Пациент покачал головой.
— Трудно вспомнить, потому что, как только я начал ее замечать, она скрылась от людей.
— Исчезла?
— Нет, — сказал Борн. — Когда они в очередной раз спустились с гор для совещаний с Оссиаком, она стала устраивать представления. Пряталась за ширмой и пророчествовала оттуда или что-то в этом роде. После того как она придумала это дело с ширмой, я ее, кажется, больше ни разу и не видел. А было это всего за пару лет до падения империи Оссиака. Вообще-то она стала Сивиллой в тот год, когда мы с ее отцом сделали наши обескураживающие открытия. Тогда мы ощущали только первые толчки грядущей катастрофы.
— Сивилла, — сказал я, надеясь, что он сообщит что-нибудь еще.
Борн на это только кивнул и сказал:
— Да, так ее называли.
— А какого цвета у нее были волосы? — спросил Шенц.
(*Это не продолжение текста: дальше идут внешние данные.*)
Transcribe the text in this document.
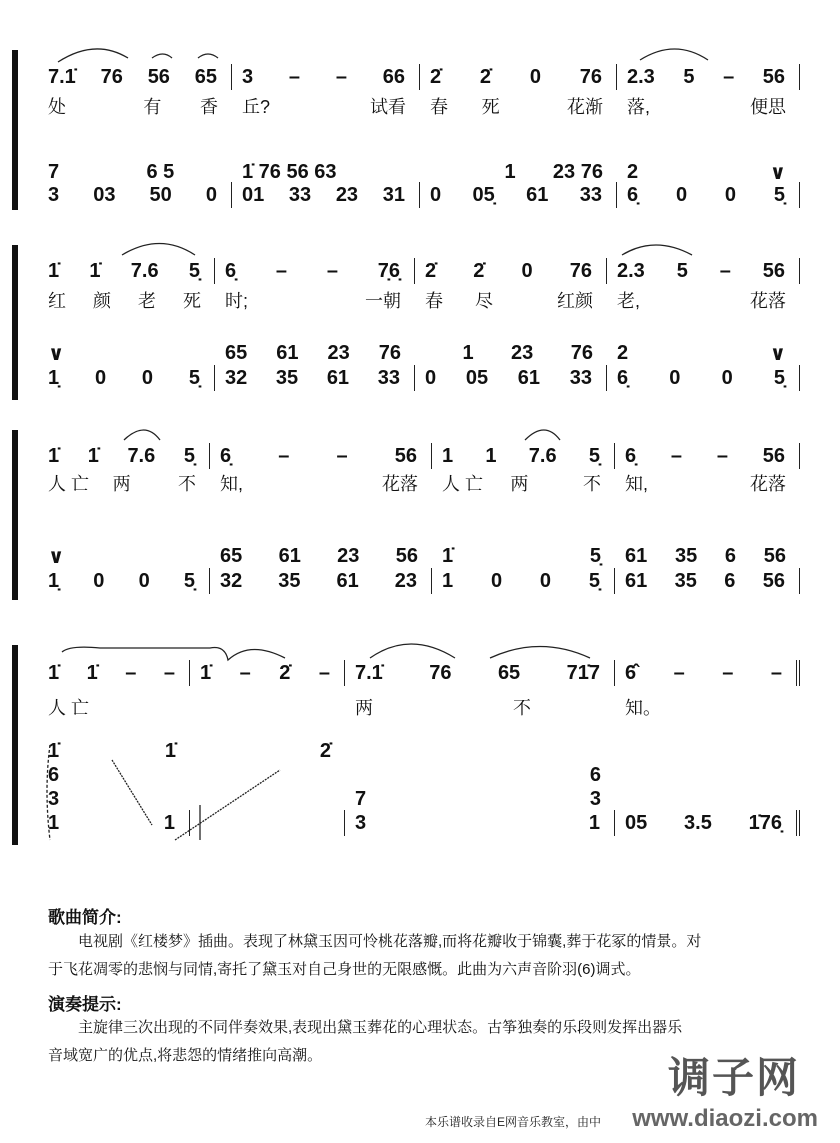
7.1̇ 76 56 65 3 – – 66 2̇ 2̇ 0 76 2.3 5 – 56
处	有 香 丘?	试看 春 死	花渐 落,	便思
7	6 5	1̇ 76 56 63	1 23 76 2	∨
3 03 50 0 01 33 23 31 0 05̣ 61 33 6̣ 0 0 5̣
1̇ 1̇ 7.6 5̣ 6̣ – – 7̣6̣ 2̇ 2̇ 0 76 2.3 5 – 56
红 颜 老 死 时;	一朝 春 尽	红颜 老,	花落
∨	65 61 23 76	1 23 76 2	∨
1̣ 0 0 5̣ 32 35 61 33 0 05 61 33 6̣ 0 0 5̣
1̇ 1̇ 7.6 5̣ 6̣ – – 56 1 1 7.6 5̣ 6̣ – – 56
人 亡 两	不 知,	花落 人 亡 两	不 知,	花落
∨	65 61 23 56 1̇	5̣ 61 35 6 56
1̣ 0 0 5̣ 32 35 61 23 1 0 0 5̣ 61 35 6 56
1̇ 1̇ – – 1̇ – 2̇ – 7.1̇ 76 65 71̇7 6̂ – – –
人 亡	两	不	知。
1̇	1̇	2̇
6	6
3	7	3
1	1	3	1 05 3.5 1̇76̣
歌曲简介:
电视剧《红楼梦》插曲。表现了林黛玉因可怜桃花落瓣,而将花瓣收于锦囊,葬于花冢的情景。对
于飞花凋零的悲悯与同情,寄托了黛玉对自己身世的无限感慨。此曲为六声音阶羽(6)调式。
演奏提示:
主旋律三次出现的不同伴奏效果,表现出黛玉葬花的心理状态。古筝独奏的乐段则发挥出器乐
音域宽广的优点,将悲怨的情绪推向高潮。	调子网
本乐谱收录自E网音乐教室，由中 www.diaozi.com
— Каштановые или светлые, а может, рыжеватые, — сказал старик. Он медленно поднял руку — поиграть с одной из пуговиц своего потертого смокинга. — Все это заперто теперь на складе.
Вид у него стал печальный, словно воспоминания приносили ему боль. Мне стало жаль старика, и я спросил:
— Вы хотите сказать, что это остается в вашей памяти?
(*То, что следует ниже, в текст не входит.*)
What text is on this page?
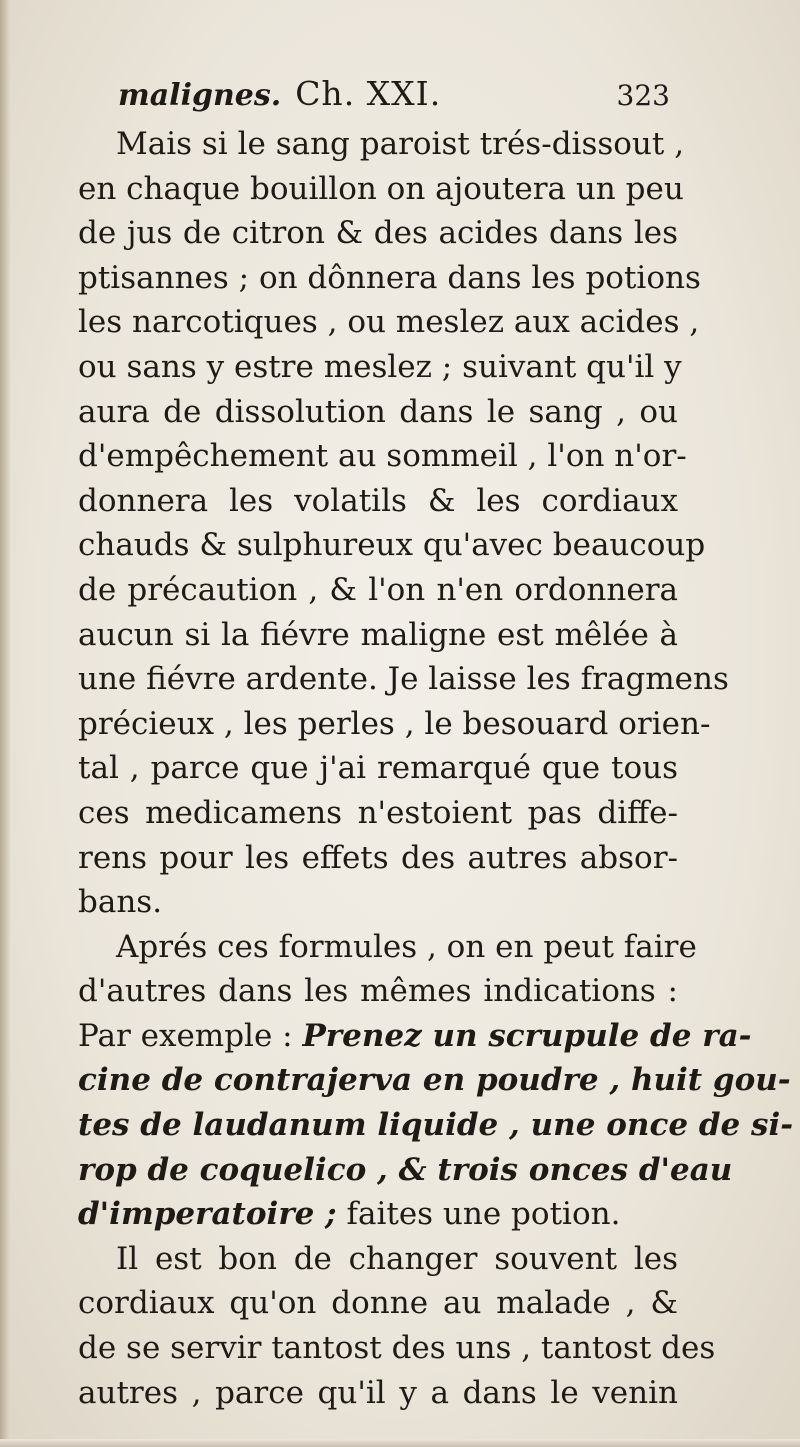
malignes. Ch. XXI.	323
Mais si le sang paroist trés-dissout ,
en chaque bouillon on ajoutera un peu
de jus de citron & des acides dans les
ptisannes ; on dônnera dans les potions
les narcotiques , ou meslez aux acides ,
ou sans y estre meslez ; suivant qu'il y
aura de dissolution dans le sang , ou
d'empêchement au sommeil , l'on n'or-
donnera les volatils & les cordiaux
chauds & sulphureux qu'avec beaucoup
de précaution , & l'on n'en ordonnera
aucun si la fiévre maligne est mêlée à
une fiévre ardente. Je laisse les fragmens
précieux , les perles , le besouard orien-
tal , parce que j'ai remarqué que tous
ces medicamens n'estoient pas diffe-
rens pour les effets des autres absor-
bans.
Aprés ces formules , on en peut faire
d'autres dans les mêmes indications :
Par exemple : Prenez un scrupule de ra-
cine de contrajerva en poudre , huit gou-
tes de laudanum liquide , une once de si-
rop de coquelico , & trois onces d'eau
d'imperatoire ; faites une potion.
Il est bon de changer souvent les
cordiaux qu'on donne au malade , &
de se servir tantost des uns , tantost des
autres , parce qu'il y a dans le venin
Он повернулся и посмотрел на меня сквозь свои толстые линзы.
— Нет, — сказал он, — на складе. Оссиак, перед тем как покончить самоубийством, стал собирать остатки своего богатства и купил для этого склад. Он не хотел, чтобы его кредиторы получили все. К этому времени он сам слегка свихнулся и мечтал о том, чтобы возродить свою империю из пепла. Мои инструменты, образцы, записки — все это отобрали у меня и заперли. У бедняги Лонделла, когда унесли его драгоценное оборудование и данные исследований, случился удар. Ох и тяжелые то были дни.
— И видимо, все эти вещи потом пропали, — сказал Шенц.
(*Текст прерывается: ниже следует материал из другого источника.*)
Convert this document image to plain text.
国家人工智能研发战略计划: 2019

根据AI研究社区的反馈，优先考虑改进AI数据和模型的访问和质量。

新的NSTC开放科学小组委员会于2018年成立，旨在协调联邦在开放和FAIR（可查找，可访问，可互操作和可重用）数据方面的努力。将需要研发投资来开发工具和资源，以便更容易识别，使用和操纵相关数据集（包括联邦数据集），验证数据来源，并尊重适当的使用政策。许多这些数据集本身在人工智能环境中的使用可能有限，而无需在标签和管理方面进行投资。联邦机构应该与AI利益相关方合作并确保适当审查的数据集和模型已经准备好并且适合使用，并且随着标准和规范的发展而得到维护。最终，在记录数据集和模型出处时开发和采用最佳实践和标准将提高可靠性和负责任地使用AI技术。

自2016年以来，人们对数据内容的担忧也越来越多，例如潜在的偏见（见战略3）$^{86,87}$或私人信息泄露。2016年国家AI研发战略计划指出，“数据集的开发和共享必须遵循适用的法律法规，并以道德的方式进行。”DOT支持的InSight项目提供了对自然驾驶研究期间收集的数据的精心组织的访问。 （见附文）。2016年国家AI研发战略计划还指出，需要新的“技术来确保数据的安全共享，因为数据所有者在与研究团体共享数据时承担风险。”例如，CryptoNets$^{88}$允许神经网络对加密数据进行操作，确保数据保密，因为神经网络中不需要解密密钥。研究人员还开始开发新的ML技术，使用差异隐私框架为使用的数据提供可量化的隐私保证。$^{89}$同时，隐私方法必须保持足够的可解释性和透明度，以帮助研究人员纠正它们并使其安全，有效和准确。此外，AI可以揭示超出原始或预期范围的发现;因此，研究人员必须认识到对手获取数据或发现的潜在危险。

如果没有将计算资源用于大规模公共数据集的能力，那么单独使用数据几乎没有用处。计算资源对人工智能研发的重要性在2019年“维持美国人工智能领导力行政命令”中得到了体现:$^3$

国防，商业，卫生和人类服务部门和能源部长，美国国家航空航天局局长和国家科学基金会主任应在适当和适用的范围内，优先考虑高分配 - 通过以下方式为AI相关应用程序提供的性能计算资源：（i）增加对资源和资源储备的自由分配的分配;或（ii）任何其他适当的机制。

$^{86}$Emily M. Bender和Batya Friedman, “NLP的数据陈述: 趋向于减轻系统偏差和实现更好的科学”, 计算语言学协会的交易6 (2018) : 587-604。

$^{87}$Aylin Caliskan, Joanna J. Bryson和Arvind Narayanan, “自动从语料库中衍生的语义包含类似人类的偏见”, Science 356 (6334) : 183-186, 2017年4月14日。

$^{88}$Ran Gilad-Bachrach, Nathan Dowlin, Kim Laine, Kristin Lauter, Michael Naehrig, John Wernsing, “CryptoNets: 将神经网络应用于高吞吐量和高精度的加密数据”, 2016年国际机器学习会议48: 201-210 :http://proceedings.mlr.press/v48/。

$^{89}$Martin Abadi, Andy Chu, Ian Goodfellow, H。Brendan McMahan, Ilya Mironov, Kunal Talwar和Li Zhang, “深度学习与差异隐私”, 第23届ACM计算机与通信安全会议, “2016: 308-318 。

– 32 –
— Нет, — ответил Борн. — Они все еще там. Я знаю. Я пошел следом за теми, кто их взял. Я в точности знаю, где они.
— И где же?
— Вы знаете этих фармацевтов на Фултон-стрит — у них еще такое большое здание. «Братья Фейрчайлд», кажется. Угол Фултон-стрит и Голд-стрит. Они наверняка никуда не делись. А за углом, ближе к воде, стоит старое одноэтажное здание кирпичного склада. На фасаде белой краской выведена буква «О». Она теперь, наверно, сильно повыцвела. И все это там — обломки былого величия.
И именно в этот момент явился Каландер, продемонстрировав еще более раздражающую пунктуальность, чем Уоткин. У меня была еще тысяча вопросов к мистеру Борну, но задать их я не смог. Старик снова пожал нам руки, и нас выпроводили из комнаты. Перед тем как дверь закрылась, Борн прокричал нам:
— Помните, джентльмены, чтобы идти вперед, сначала нужно оглянуться назад.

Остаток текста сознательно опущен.